What we found was an incredible success rate—80-plus percent—after 5 years. Stunningly good results. Seventy eight percent of these physicians—who were subject to random testing typically for 5 years—did not have a single missed or positive test for alcohol or other drugs. [Long-term outcomes for physicians with opioid use disorder were as good as for those with alcohol use disorder.]
The formal addiction treatment they had was typically 30 days of residential care. There was no use of methadone or buprenorphine, and little use of naltrexone (which was mostly for alcoholic physicians). But they had a lot of support. They were required to go to meetings like AA and NA for the 5 years, typically several times a week.
They also they had very close monitoring, with random drug tests. If they refused to take one, or failed it, they risked losing their licenses. There were great consequences for returning to the use of alcohol or other drugs.
The lesson I learned from this study is that our country needs to do a lot better job—in medication-assisted treatment or non-medication-assisted treatment—of extending the period of disease management for a period like five years. We need to monitor drug and alcohol use over that time. And we need to use community support, like AA/NA, for long periods.
The War In Addiction Treatment
To be clear, for treatment of opioid addiction you do favor, don’t you—or do you—medication-assisted treatment over just a 12-step program without medication?
I define this as the war in addiction treatment. The war is between the medication-assisted treatment and the “drug-free” treatment.
The recovery movement is dominated by self-help groups, like Alcoholics Anonymous and Narcotics Anonymous. One of the things I’m most proud to be an American about is the invention in 1935 in Akron, Ohio, of AA, which is an absolutely amazing program. It has tremendous applicability not just to alcohol, but to opioids and other drug use.
All our diagnoses are substance specific. It’s opioid use disorder, alcohol use disorder, stimulant use disorder. But the reality of the addiction is that it’s multiple drugs, not just one. And in the 12-step programs there’s clarity that it’s not just this one drug. Recovery includes not using any of them.
About four years ago, the leading model for self-help recovery, the Hazelden program in Minnesota, integrated buprenorphine and naltrexone into their program for treatment of opioid addiction.

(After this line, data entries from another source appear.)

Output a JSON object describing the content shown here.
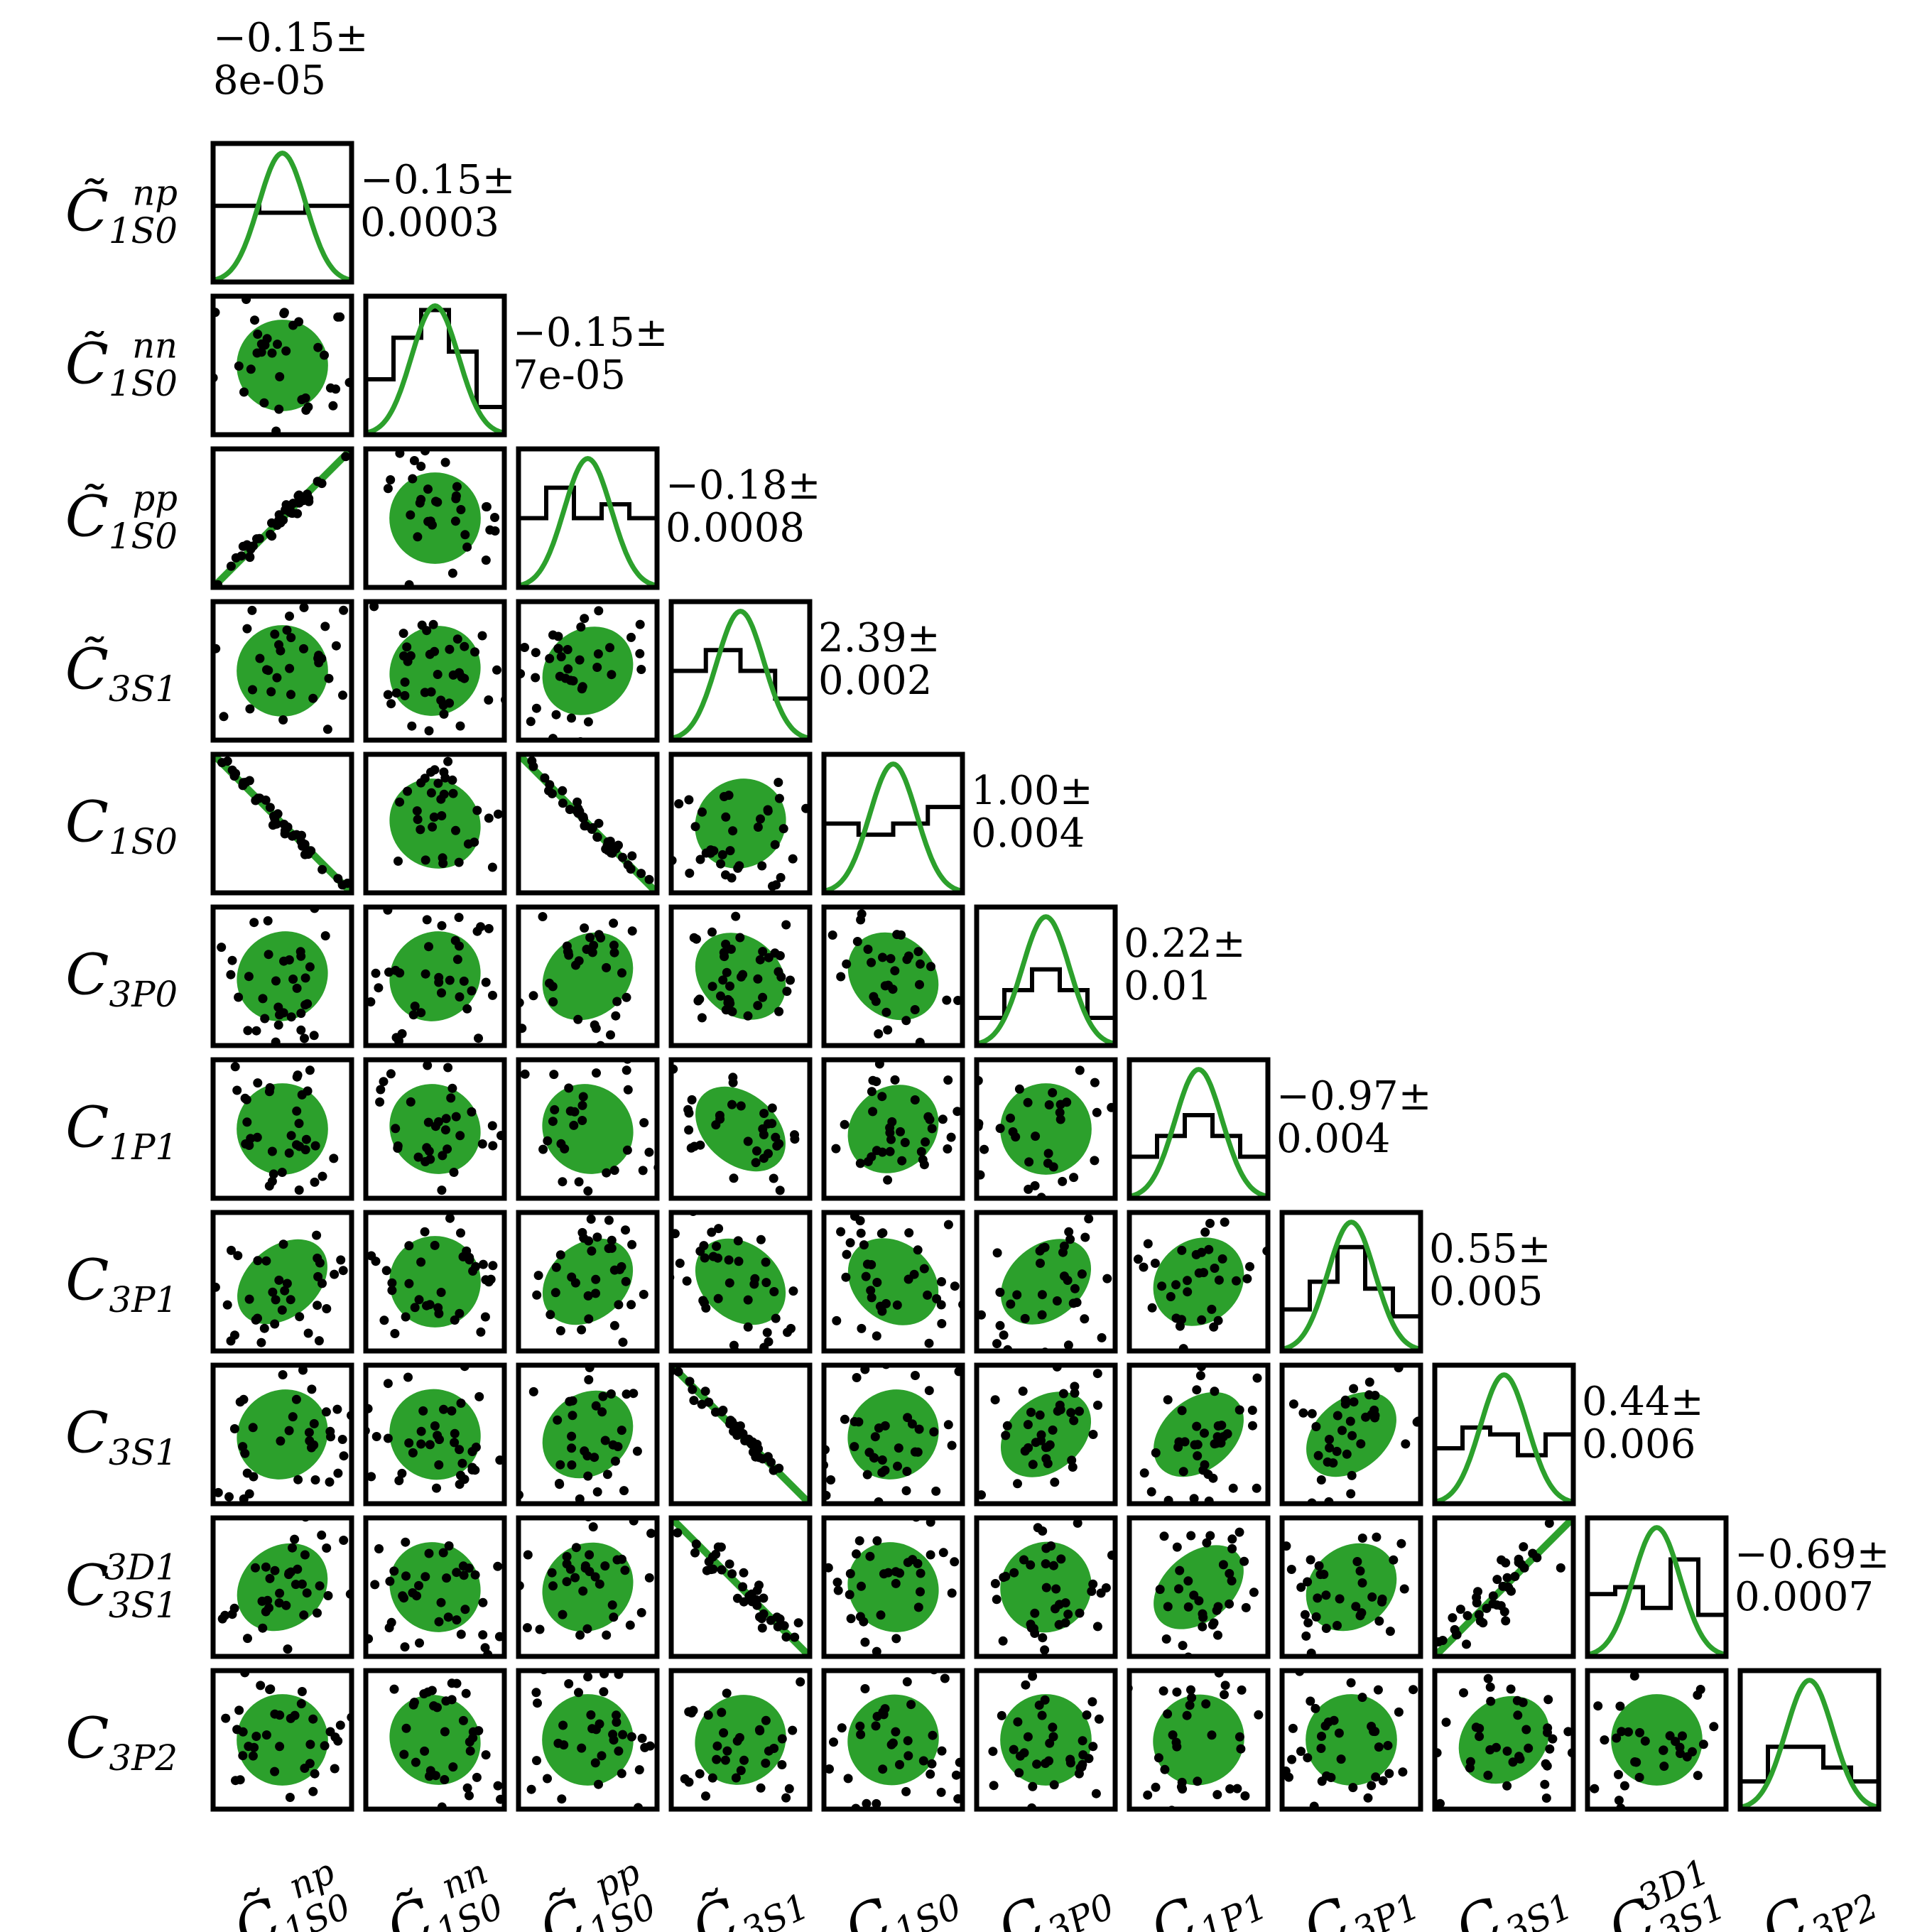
{
  "chart_data": {
    "type": "corner",
    "parameters": [
      {
        "base": "C",
        "tilde": true,
        "sub": "1S0",
        "sup": "np"
      },
      {
        "base": "C",
        "tilde": true,
        "sub": "1S0",
        "sup": "nn"
      },
      {
        "base": "C",
        "tilde": true,
        "sub": "1S0",
        "sup": "pp"
      },
      {
        "base": "C",
        "tilde": true,
        "sub": "3S1",
        "sup": ""
      },
      {
        "base": "C",
        "tilde": false,
        "sub": "1S0",
        "sup": ""
      },
      {
        "base": "C",
        "tilde": false,
        "sub": "3P0",
        "sup": ""
      },
      {
        "base": "C",
        "tilde": false,
        "sub": "1P1",
        "sup": ""
      },
      {
        "base": "C",
        "tilde": false,
        "sub": "3P1",
        "sup": ""
      },
      {
        "base": "C",
        "tilde": false,
        "sub": "3S1",
        "sup": ""
      },
      {
        "base": "C",
        "tilde": false,
        "sub": "3S1",
        "sup": "3D1"
      },
      {
        "base": "C",
        "tilde": false,
        "sub": "3P2",
        "sup": ""
      }
    ],
    "estimates": [
      {
        "mean": "−0.15±",
        "err": "8e-05"
      },
      {
        "mean": "−0.15±",
        "err": "0.0003"
      },
      {
        "mean": "−0.15±",
        "err": "7e-05"
      },
      {
        "mean": "−0.18±",
        "err": "0.0008"
      },
      {
        "mean": "2.39±",
        "err": "0.002"
      },
      {
        "mean": "1.00±",
        "err": "0.004"
      },
      {
        "mean": "0.22±",
        "err": "0.01"
      },
      {
        "mean": "−0.97±",
        "err": "0.004"
      },
      {
        "mean": "0.55±",
        "err": "0.005"
      },
      {
        "mean": "0.44±",
        "err": "0.006"
      },
      {
        "mean": "−0.69±",
        "err": "0.0007"
      }
    ],
    "diag_hist": [
      [
        0.55,
        0.5,
        0.55
      ],
      [
        0.4,
        0.7,
        0.9,
        0.6,
        0.2
      ],
      [
        0.5,
        0.72,
        0.5,
        0.6,
        0.5
      ],
      [
        0.5,
        0.65,
        0.5,
        0.3
      ],
      [
        0.5,
        0.42,
        0.5,
        0.62
      ],
      [
        0.2,
        0.4,
        0.55,
        0.4,
        0.2
      ],
      [
        0.3,
        0.45,
        0.6,
        0.45,
        0.3
      ],
      [
        0.3,
        0.5,
        0.75,
        0.45,
        0.25
      ],
      [
        0.4,
        0.55,
        0.5,
        0.35,
        0.5
      ],
      [
        0.45,
        0.5,
        0.35,
        0.7,
        0.3
      ],
      [
        0.2,
        0.45,
        0.45,
        0.3,
        0.2
      ]
    ],
    "correlations": [
      [],
      [
        0.0
      ],
      [
        0.99,
        0.0
      ],
      [
        0.0,
        0.1,
        0.2
      ],
      [
        -0.99,
        -0.1,
        -0.99,
        0.1
      ],
      [
        0.1,
        0.1,
        0.25,
        -0.3,
        -0.25
      ],
      [
        0.0,
        -0.1,
        -0.1,
        -0.45,
        0.2,
        0.0
      ],
      [
        0.45,
        0.0,
        0.35,
        -0.35,
        -0.3,
        0.4,
        0.2
      ],
      [
        0.1,
        -0.05,
        0.25,
        -0.99,
        0.1,
        0.4,
        0.45,
        0.45
      ],
      [
        0.25,
        -0.1,
        0.15,
        -0.95,
        -0.1,
        0.05,
        0.5,
        0.25,
        0.92
      ],
      [
        0.0,
        -0.1,
        0.0,
        0.1,
        0.05,
        0.0,
        0.05,
        0.0,
        0.25,
        0.0
      ]
    ],
    "colors": {
      "fit": "#2ca02c",
      "samples": "#000000",
      "frame": "#000000"
    },
    "grid": false
  }
}
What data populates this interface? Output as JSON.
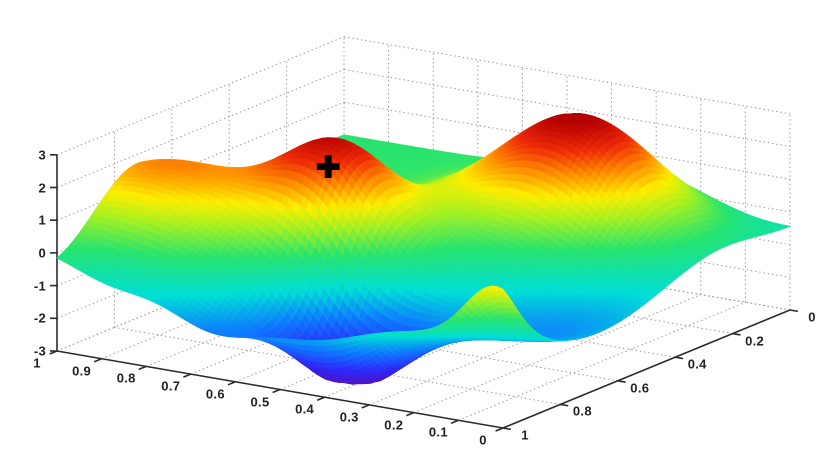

The drug-free programs need to offer medications as options. At the same time, medication-assisted treatments need to integrate AA and NA, and other community support, into their programs. And both programs that use and do not use medications need to be judged on their abilities to produce lasting recovery
We need to, all together, recognize that when a patient is taking buprenorphine or methadone or naltrexone as it’s prescribed, that’s a medicine and not a drug. Use of medications as directed and no use of alcohol or other drugs of abuse needs to be defined by everyone as fully compatible with recovery.
We need to end the war between the treatment modalities for the sake of our patients and to deal with the deadly drug and overdose epidemic our nation faces today.